Policy and regulations

  • Each member state should develop national biotechnology policies and strategies and expedite the process of establishing national biosafety regulatory systems.
  • All member states should sign and ratify the Cartagena Protocol on Biosafety to the CBD.
  • The region should develop a harmonised policy and regulatory systems based on the African Biosafety Model Law and the Cartagena Protocol on Biosafety and other relevant international processes.
  • Member states without a regulatory framework for GM crops should use approved guidelines and should not import genetically modified grain for seed before approved guidelines are in place.
  • Risk assessments should be done on a case-by-case basis and every genetic modification should be tested in the environment under which it will be released.


  • Member states should develop capacities at national and regional levels in order to develop and exploit the benefits of biotechnology.
  • The Southern African Development Community should allocate resources for capacity-building in management of biotechnology and biosafety.
  • The Southern African Development Community should encourage member states to commission studies on the implications of biotechnology and biosafety on agriculture, environment, health and socioeconomics as part of an integrated monitoring and evaluation system.

Public awareness and participation

  • Member states should develop public awareness and participatory programmes on biotechnology and biosafety that involve all stakeholders.

Sources: SADC 2004


The need for adequate national policies and laws to regulate biotechnology research and establish effective assessment processes which safeguard human and environmental health is widely acknowledged. There is a need to develop harmonized approaches to biotechnology and the African Biosafety Model Law provides a good basis for this, as does the Model Law for the Protection of the Rights of Local Communities, Farmers, Breeders and Regulation of Access to Biological Resources. Other region-wide organizations such as New Partnership for Africa’s Development (NEPAD), and its Science and Technology Secretariat could have an important role.

At least nine countries have biosafety legislation or guidelines including Benin, Cameroon, Malawi, Mauritius, South Africa, Tanzania, Uganda, Zambia, and Zimbabwe. Ghana, Kenya, Lesotho and Swaziland all have draft legislation that addressees the issue of biosafety, the commercialization of GM crops and the importation of GM foods.

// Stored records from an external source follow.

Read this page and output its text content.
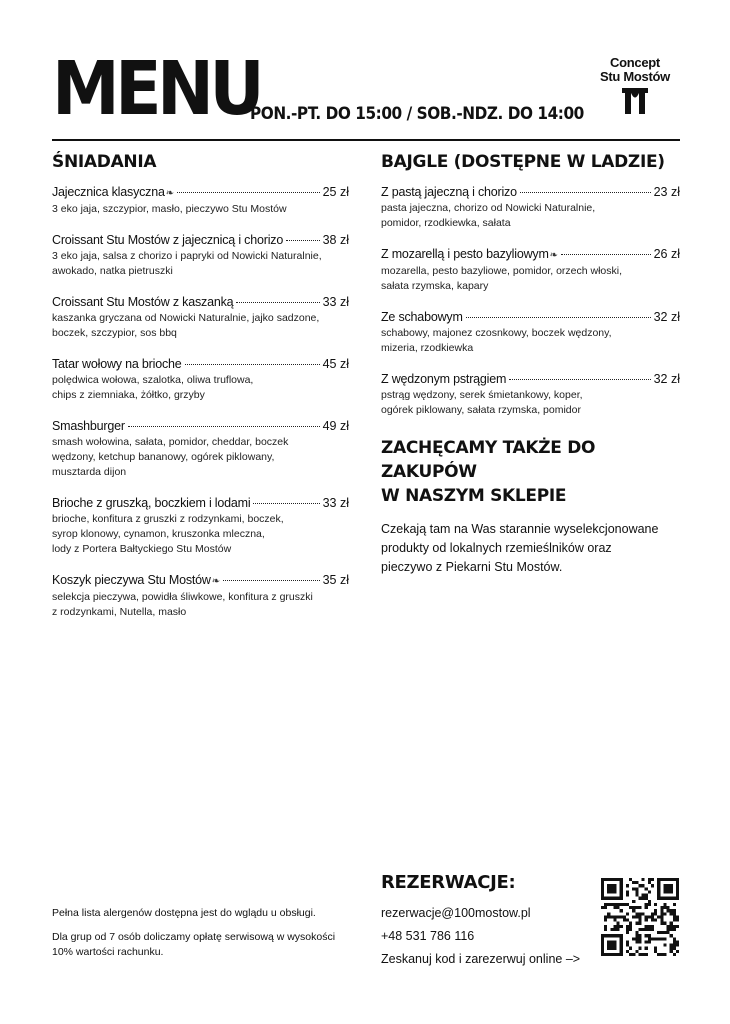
MENU
PON.-PT. DO 15:00 / SOB.-NDZ. DO 14:00
Concept
Stu Mostów
ŚNIADANIA
Jajecznica klasyczna ❧	25 zł
3 eko jaja, szczypior, masło, pieczywo Stu Mostów
Croissant Stu Mostów z jajecznicą i chorizo	38 zł
3 eko jaja, salsa z chorizo i papryki od Nowicki Naturalnie,
awokado, natka pietruszki
Croissant Stu Mostów z kaszanką	33 zł
kaszanka gryczana od Nowicki Naturalnie, jajko sadzone,
boczek, szczypior, sos bbq
Tatar wołowy na brioche	45 zł
polędwica wołowa, szalotka, oliwa truflowa,
chips z ziemniaka, żółtko, grzyby
Smashburger	49 zł
smash wołowina, sałata, pomidor, cheddar, boczek
wędzony, ketchup bananowy, ogórek piklowany,
musztarda dijon
Brioche z gruszką, boczkiem i lodami	33 zł
brioche, konfitura z gruszki z rodzynkami, boczek,
syrop klonowy, cynamon, kruszonka mleczna,
lody z Portera Bałtyckiego Stu Mostów
Koszyk pieczywa Stu Mostów ❧	35 zł
selekcja pieczywa, powidła śliwkowe, konfitura z gruszki
z rodzynkami, Nutella, masło
BAJGLE (DOSTĘPNE W LADZIE)
Z pastą jajeczną i chorizo	23 zł
pasta jajeczna, chorizo od Nowicki Naturalnie,
pomidor, rzodkiewka, sałata
Z mozarellą i pesto bazyliowym ❧	26 zł
mozarella, pesto bazyliowe, pomidor, orzech włoski,
sałata rzymska, kapary
Ze schabowym	32 zł
schabowy, majonez czosnkowy, boczek wędzony,
mizeria, rzodkiewka
Z wędzonym pstrągiem	32 zł
pstrąg wędzony, serek śmietankowy, koper,
ogórek piklowany, sałata rzymska, pomidor
ZACHĘCAMY TAKŻE DO ZAKUPÓW
W NASZYM SKLEPIE
Czekają tam na Was starannie wyselekcjonowane
produkty od lokalnych rzemieślników oraz
pieczywo z Piekarni Stu Mostów.
Pełna lista alergenów dostępna jest do wglądu u obsługi.
Dla grup od 7 osób doliczamy opłatę serwisową w wysokości
10% wartości rachunku.
REZERWACJE:
rezerwacje@100mostow.pl
+48 531 786 116
Zeskanuj kod i zarezerwuj online –>
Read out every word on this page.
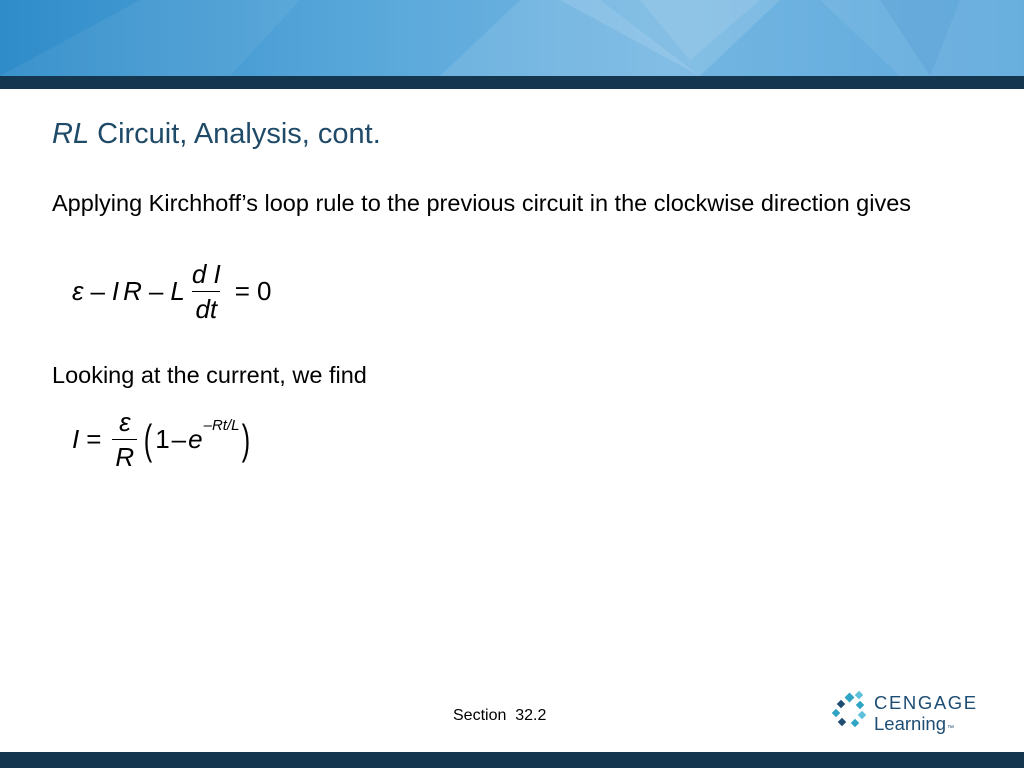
RL Circuit, Analysis, cont.

Applying Kirchhoff’s loop rule to the previous circuit in the clockwise direction gives

ε – I R – L $\frac{\text{d I}}{dt} = 0$

Looking at the current, we find

$I = \frac{\varepsilon}{R}$ ( 1 – e $^{-Rt/L}$ )
Section  32.2
CENGAGE
Learning™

Developed country aid agencies and international organizations have had a keen interest in supporting the development of an enabling legal environment for transgenic research and biosafety. Some of these initiatives appear in Annex 3 Table 2. The United States Agency for International Development is the most active in this area. The US has been a keen supporter of GM crop development, offering it as food aid, and the US is also the largest producer of GM crops. Several African countries have or are in the process of developing biosafety policies and law through a United Nations Environment Programme (UNEP) – Global Environmental Facility (GEF) initiative. This capacity-building project supported 100 developing countries to prepare national biosafety frameworks. Thirty-six African countries have or are participating in this project. An AU biosafety capacity-building project designed to spearhead the harmonization of biosafety legislation between member states based on the African Biosafety Model Law has been developed.